Hyperspectral band selection using a decomposition based multiobjective wrapper approach

Abstract

Presently, sensors acquire data in a broad spectrum of contiguous bands with a high correlation in the available information among the neighboring bands. Due to the complexity of dealing with a large number of bands, selecting fewer representative spectral bands without compromising the information quantum has gained much attention. However, obtaining an optimum number of spectral bands without deteriorating the information value is a challenging problem. The present study proposes an evolutionary multiobjective optimization (EMO) based wrapper approach for optimal band selection. The efficacy of a wrapper approach depends on the performance of the underlying classifier.
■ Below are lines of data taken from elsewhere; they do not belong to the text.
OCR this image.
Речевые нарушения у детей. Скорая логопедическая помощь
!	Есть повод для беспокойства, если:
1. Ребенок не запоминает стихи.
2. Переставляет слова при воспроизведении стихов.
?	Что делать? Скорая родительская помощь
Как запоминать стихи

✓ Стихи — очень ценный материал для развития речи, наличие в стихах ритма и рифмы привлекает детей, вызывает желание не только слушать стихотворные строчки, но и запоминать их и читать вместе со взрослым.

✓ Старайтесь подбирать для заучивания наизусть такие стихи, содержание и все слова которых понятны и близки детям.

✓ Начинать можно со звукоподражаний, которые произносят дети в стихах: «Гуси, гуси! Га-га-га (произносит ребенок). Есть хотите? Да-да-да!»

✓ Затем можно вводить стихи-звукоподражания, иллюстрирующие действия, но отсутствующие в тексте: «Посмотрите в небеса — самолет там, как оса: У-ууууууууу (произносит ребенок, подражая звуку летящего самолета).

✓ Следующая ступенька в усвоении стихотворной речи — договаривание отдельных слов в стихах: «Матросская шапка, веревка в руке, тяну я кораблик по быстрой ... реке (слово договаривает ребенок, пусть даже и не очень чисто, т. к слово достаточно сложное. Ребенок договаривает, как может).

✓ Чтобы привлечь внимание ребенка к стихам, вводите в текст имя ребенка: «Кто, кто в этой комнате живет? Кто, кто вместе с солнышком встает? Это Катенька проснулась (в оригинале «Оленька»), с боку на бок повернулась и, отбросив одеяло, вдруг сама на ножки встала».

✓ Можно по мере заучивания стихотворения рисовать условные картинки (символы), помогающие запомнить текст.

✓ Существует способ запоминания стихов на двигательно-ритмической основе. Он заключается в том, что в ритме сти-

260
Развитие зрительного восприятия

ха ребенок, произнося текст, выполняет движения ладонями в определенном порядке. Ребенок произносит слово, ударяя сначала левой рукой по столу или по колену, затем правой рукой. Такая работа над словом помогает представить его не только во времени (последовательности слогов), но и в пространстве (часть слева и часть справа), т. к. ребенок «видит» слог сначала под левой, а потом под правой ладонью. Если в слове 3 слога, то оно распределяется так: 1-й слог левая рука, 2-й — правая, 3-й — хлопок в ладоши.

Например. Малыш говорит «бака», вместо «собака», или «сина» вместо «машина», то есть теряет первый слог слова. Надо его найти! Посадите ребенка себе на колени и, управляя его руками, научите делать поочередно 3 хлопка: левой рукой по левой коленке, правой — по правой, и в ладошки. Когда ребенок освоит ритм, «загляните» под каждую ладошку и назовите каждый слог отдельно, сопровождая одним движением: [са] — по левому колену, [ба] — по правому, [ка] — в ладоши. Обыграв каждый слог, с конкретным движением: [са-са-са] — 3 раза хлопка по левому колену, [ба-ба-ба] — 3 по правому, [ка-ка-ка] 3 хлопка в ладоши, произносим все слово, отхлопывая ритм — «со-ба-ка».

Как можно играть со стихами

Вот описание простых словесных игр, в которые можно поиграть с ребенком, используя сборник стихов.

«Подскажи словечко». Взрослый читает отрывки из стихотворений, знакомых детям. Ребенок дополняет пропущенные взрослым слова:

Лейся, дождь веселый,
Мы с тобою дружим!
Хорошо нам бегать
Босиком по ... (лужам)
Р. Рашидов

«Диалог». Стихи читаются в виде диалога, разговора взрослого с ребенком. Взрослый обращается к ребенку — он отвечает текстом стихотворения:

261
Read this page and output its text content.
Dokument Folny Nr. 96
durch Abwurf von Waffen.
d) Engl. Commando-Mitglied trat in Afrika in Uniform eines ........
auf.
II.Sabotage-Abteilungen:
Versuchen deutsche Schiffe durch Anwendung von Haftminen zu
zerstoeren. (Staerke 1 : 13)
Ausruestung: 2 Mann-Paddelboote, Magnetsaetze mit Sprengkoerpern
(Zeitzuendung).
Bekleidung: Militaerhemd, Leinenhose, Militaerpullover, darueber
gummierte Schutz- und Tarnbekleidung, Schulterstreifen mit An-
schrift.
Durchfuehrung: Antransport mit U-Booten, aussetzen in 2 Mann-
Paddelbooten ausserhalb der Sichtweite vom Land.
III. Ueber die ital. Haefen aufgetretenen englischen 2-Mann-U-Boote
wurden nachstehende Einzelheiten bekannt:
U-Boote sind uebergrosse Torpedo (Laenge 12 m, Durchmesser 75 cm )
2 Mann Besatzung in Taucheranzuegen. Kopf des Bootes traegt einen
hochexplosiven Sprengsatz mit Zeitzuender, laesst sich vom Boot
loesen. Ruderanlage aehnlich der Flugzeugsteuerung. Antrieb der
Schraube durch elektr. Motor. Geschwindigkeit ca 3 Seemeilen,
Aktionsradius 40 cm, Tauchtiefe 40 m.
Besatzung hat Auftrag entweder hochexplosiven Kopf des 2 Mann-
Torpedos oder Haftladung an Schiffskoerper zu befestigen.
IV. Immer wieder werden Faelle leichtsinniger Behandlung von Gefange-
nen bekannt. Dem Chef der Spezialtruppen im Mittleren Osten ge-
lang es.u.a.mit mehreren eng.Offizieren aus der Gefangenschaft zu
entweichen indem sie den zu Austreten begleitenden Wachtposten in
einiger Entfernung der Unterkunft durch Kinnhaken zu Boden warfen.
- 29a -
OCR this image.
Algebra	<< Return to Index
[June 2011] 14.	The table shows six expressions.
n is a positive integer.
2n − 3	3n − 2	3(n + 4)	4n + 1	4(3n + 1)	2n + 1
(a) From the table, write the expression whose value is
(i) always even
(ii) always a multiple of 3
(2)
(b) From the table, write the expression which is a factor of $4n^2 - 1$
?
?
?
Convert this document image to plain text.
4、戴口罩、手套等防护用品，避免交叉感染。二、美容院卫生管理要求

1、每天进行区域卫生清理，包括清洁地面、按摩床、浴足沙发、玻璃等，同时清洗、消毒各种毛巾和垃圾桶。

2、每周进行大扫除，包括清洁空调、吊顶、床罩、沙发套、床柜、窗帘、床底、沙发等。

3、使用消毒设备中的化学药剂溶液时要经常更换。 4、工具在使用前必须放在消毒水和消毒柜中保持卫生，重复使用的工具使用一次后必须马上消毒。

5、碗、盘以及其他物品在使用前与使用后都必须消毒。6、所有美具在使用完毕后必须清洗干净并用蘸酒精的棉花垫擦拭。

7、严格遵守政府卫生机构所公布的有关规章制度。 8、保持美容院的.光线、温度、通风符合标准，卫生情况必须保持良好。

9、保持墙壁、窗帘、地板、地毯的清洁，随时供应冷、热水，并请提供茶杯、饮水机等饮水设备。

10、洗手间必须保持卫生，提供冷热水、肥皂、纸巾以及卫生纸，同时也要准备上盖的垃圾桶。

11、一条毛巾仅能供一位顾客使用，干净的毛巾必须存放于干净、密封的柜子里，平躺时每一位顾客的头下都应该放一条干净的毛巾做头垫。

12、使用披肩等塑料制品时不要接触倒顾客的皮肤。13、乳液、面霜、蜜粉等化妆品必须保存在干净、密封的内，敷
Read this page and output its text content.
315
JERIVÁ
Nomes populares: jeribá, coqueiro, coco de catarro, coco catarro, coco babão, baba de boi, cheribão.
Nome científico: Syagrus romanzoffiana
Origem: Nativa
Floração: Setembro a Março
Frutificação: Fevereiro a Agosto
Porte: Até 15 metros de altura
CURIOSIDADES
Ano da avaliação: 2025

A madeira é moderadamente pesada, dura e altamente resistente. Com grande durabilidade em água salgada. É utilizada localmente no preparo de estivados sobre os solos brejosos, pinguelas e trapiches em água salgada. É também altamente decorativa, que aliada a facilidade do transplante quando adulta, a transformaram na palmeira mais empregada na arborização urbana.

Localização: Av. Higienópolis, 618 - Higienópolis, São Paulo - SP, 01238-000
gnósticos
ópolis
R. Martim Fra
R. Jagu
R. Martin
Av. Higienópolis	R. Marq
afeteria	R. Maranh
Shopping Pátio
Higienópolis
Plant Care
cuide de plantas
In this work, the simultaneous selection of optimal spectral bands and the hyperparameter of the classifier is carried out by applying a new mechanism that uses the power distribution-based interaction strategy for candidate generation. A bi-objective optimization problem is formulated with percentage reduction in bands and the corresponding classification accuracy as the objective functions. Five widely referenced hyperspectral datasets are used to assess the effectiveness of the proposed method. Experimental results demonstrate that the proposed technique selects a significantly lower number of bands while preserving information quantum thereby achieving better classification accuracy. Additionally, a comparison with other EMO techniques confirms the superior performance of the proposed method in finding a lower number of spectral bands without compromising the spectral information.